Cam-Trax is currently developing CamSpace, a computer program that allows users to use pretty much anything as a controller for PC games. The best way to understand how CamSpace works is to see it in action:
As you can see, users first “show” CamSpace the object that they want to use as a controller; once CamSpace remembers the object, you can customize the controls depending on the motion or gesture that you’ll make. Unfortunately there’s no detailed explanation on CamSpace’s interface so I can’t tell you more about that.
I’m guessing that the object has to be brightly and evenly colored; I think CamSpace uses the object’s color to distinguish it from its background.
But the important thing is that Cam-Trax’ technology has the advantages of both a “realistic” peripheral and a gamepad: it’s versatile, yet you can use an object that’s more appropriately shaped or structured for the game you want to play. It’s also cost-effective: instead of buying a different controller for every game, all you need is CamSpace and a webcam.

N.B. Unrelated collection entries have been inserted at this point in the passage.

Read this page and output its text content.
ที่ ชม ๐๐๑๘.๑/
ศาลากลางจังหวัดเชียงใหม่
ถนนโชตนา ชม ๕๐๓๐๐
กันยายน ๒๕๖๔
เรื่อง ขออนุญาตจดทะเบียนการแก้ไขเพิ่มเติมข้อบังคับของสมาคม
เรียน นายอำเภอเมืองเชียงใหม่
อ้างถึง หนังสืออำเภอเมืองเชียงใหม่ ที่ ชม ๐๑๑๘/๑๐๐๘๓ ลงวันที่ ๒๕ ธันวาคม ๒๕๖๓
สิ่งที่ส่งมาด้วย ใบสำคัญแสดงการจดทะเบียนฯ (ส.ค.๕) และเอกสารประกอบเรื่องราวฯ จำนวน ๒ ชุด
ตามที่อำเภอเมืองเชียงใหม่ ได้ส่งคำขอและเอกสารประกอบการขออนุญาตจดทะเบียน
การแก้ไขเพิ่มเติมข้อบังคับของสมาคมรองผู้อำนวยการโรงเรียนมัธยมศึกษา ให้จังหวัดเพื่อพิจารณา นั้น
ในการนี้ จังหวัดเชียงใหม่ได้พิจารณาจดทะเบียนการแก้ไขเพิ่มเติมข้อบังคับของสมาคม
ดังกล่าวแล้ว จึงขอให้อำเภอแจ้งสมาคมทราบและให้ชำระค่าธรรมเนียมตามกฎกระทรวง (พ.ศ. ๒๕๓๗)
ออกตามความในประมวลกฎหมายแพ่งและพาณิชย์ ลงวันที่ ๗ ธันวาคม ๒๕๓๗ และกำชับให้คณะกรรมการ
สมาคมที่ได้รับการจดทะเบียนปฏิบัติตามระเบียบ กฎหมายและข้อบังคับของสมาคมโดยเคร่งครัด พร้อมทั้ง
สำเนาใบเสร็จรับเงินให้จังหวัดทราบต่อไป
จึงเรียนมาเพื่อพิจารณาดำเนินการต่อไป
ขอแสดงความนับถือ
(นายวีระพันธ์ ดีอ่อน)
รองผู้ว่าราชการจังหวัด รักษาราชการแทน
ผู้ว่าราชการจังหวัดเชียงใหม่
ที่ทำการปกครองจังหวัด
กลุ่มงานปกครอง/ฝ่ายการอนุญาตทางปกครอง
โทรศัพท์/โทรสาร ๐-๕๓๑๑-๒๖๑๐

I don’t think I can play an FPS that way; my arm would probably cramp up after 5 minutes. Anyway, I hope CamSpace becomes integrated not only in future PC games but in future console games as well. It won’t totally kill off companies that create third party peripherals because there will always be gamers who want a more sophisticated controller. But if you ask me, I’m down with using a cardboard wheel if it means saving myself a hundred bucks. Maybe in the future we can even use real instruments to play Rock Band.
CamSpace is currently Windows only; you can download it for free at their website. Remember it’s in beta, so don’t expect it to be problem-free.